Methods : Human corneal epithelial (HCE) cells were treated with 10 µg/mL of 20(S)-OHC for 8 hours. Cells were harvested and total RNA was prepared with a RNeasy Plus Mini Kit (Qiagen, Hilden, Germany) according to the manufacturer’s instructions. RNA sequencing and statistical analysis were performed by Novogene (Sacramento, CA) on total RNA from HCE. Signaling pathway findings in RNA seq data were validated using assays for the activity of Akt, where Akt phosphorylation was analyzed by Western blot at several different time points using phospho-Akt (Ser473) antibody according to techniques reported previously (3).

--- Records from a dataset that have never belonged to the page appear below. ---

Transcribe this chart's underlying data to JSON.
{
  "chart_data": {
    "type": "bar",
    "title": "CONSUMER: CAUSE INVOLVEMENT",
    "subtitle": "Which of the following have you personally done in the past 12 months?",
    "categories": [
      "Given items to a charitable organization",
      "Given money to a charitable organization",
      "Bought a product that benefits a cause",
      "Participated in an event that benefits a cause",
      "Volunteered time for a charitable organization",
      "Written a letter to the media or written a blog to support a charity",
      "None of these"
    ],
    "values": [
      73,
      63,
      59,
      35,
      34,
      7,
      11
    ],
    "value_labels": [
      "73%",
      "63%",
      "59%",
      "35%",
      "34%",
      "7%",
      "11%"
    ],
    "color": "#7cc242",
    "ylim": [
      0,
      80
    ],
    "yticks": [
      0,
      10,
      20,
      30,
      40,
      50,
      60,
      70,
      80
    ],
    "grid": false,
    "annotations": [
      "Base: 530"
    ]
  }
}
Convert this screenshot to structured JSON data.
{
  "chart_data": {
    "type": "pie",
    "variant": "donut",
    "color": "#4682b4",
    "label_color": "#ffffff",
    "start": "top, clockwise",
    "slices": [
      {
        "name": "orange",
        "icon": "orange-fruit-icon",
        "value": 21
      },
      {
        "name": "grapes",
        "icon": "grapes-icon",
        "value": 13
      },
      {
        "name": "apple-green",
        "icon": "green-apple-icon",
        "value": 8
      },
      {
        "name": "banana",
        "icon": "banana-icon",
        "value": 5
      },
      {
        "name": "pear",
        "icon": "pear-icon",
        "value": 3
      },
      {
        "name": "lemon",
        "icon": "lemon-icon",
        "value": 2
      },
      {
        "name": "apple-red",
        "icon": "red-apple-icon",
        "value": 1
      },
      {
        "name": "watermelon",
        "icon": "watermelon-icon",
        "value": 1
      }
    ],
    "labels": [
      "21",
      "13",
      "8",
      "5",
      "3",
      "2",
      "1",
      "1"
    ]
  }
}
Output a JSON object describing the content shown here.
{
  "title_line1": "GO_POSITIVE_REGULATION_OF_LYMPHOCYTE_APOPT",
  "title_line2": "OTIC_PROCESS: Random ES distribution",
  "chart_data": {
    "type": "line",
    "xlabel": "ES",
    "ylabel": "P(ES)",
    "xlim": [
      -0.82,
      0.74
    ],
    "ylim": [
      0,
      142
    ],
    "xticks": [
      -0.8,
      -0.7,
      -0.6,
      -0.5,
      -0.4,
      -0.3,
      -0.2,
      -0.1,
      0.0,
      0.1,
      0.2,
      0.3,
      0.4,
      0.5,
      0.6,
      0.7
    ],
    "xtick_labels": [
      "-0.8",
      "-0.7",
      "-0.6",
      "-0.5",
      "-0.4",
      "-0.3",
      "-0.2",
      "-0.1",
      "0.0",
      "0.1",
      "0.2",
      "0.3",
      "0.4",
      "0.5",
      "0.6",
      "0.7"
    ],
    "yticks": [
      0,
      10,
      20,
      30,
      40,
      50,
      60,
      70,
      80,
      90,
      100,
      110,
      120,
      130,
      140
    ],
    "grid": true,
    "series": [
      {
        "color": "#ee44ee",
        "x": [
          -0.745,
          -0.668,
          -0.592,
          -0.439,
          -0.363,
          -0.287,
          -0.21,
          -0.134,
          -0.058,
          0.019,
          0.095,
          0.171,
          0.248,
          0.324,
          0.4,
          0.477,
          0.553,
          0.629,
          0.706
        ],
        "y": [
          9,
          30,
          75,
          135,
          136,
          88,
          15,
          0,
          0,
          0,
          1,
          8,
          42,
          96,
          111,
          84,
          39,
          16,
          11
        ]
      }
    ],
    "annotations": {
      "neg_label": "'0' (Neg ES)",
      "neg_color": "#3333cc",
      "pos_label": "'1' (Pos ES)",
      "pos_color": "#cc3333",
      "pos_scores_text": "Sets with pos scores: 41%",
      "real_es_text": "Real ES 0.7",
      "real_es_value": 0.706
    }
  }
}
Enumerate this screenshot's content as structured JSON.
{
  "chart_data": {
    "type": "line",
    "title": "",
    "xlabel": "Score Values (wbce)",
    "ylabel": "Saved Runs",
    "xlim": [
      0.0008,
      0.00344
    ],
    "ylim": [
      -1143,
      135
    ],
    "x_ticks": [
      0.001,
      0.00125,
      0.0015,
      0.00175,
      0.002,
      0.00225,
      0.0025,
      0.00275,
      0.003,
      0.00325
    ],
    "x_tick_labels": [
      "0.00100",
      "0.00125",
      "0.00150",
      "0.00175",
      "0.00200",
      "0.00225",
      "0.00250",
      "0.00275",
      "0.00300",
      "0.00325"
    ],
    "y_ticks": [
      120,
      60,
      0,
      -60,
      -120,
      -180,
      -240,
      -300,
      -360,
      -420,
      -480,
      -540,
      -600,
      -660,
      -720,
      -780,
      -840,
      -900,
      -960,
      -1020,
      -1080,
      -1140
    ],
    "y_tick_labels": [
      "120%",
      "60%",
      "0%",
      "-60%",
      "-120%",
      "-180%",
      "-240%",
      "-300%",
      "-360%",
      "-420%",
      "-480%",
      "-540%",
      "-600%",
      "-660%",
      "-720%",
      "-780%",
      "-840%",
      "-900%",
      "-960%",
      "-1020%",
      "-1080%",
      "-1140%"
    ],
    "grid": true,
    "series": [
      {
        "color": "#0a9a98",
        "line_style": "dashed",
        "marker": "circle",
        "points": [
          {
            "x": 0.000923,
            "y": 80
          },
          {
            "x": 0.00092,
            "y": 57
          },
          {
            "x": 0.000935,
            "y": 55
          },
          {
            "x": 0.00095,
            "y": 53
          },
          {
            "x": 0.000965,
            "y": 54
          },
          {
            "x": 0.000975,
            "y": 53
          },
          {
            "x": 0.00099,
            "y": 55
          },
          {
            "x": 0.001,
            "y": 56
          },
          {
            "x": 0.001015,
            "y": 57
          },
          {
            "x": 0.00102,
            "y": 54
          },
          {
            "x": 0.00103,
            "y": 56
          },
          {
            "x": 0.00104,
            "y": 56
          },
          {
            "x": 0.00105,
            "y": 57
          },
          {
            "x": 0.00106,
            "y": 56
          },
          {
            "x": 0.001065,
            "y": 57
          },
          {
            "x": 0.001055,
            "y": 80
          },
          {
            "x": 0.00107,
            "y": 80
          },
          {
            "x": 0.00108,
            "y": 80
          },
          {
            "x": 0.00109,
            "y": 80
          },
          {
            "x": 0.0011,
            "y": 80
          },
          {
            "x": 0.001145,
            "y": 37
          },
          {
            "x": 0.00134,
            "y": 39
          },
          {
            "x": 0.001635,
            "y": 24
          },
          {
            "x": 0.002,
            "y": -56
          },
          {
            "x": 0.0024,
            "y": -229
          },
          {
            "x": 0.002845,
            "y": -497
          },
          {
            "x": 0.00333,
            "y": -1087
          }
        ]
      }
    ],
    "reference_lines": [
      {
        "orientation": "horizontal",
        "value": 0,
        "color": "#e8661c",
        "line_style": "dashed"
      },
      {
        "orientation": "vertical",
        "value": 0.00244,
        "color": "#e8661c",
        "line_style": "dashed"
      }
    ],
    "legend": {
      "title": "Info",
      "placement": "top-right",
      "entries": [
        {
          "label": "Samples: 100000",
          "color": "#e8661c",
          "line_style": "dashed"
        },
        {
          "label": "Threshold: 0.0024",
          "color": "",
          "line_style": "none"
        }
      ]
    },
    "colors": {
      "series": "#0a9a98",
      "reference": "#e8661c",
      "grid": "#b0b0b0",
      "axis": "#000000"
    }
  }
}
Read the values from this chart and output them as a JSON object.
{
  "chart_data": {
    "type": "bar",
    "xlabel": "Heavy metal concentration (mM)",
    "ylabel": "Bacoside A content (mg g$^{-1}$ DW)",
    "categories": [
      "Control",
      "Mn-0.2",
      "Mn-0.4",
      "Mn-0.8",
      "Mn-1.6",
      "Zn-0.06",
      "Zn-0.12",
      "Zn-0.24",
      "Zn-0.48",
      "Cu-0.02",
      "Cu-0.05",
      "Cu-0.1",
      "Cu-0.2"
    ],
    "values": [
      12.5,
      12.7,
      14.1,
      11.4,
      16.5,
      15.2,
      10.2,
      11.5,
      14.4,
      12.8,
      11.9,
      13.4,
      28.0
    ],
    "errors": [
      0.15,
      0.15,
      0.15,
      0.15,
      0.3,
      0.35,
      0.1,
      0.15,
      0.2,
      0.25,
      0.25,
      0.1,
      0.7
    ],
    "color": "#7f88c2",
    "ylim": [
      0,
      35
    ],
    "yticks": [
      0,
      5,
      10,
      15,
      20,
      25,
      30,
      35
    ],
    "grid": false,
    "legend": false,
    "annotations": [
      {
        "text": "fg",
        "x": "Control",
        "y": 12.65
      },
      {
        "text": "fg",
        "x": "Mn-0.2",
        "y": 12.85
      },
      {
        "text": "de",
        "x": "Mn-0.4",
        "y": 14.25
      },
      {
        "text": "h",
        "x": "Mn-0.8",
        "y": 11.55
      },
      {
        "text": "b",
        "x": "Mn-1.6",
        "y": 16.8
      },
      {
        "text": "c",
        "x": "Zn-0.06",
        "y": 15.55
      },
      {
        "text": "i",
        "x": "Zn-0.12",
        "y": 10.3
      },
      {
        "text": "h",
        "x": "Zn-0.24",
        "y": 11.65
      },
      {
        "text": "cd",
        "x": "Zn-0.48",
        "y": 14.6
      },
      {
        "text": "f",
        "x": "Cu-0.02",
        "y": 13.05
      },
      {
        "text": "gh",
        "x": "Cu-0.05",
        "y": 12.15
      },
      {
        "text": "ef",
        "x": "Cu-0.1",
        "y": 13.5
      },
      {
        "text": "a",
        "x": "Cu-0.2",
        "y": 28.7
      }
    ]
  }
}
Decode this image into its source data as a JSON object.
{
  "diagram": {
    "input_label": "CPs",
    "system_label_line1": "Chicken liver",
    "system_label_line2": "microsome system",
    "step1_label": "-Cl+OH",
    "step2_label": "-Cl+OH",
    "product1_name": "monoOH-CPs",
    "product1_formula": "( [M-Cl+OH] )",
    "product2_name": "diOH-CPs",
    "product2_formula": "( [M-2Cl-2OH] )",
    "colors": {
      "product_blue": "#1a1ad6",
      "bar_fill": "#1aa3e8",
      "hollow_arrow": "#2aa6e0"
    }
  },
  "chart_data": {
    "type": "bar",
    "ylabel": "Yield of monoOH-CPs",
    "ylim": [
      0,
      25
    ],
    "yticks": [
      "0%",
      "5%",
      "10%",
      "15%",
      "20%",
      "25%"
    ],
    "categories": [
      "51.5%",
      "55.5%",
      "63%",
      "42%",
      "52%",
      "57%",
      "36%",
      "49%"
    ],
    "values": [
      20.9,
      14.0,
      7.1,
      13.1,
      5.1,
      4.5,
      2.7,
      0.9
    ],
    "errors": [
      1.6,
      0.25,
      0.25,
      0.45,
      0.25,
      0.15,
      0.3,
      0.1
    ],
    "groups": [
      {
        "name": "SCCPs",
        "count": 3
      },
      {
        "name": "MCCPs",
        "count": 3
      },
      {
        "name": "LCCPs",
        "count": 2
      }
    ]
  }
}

Results : Transcriptome analysis revealed that 113 genes were significantly differentially expressed following 20(S)-OHC treatment of HCE. Among these, 52 genes were upregulated and 61 genes were downregulated. Enrichment analysis revealed that the differentially expressed genes are associated with cholesterol metabolism and sterol biosynthesis. Additionally, we observed enrichment in the PI3K-Akt signaling pathway. Following treatment with 20(S)-OHC, Akt activation was assayed at several different time points using Western blot analysis, with most prominent activation observed at 2 hours after treatment.

Conclusions : Our data suggests that 20(S)-OHC stimulates TMEM97-dependent Akt signaling, and that cholesterol metabolism is altered by 20(S)-OHC treatment. These results inform future studies to investigate the applications of oxysterols to treatment of corneal epithelial pathologies.

This abstract was presented at the 2024 ARVO Annual Meeting, held in Seattle, WA, May 5-9, 2024.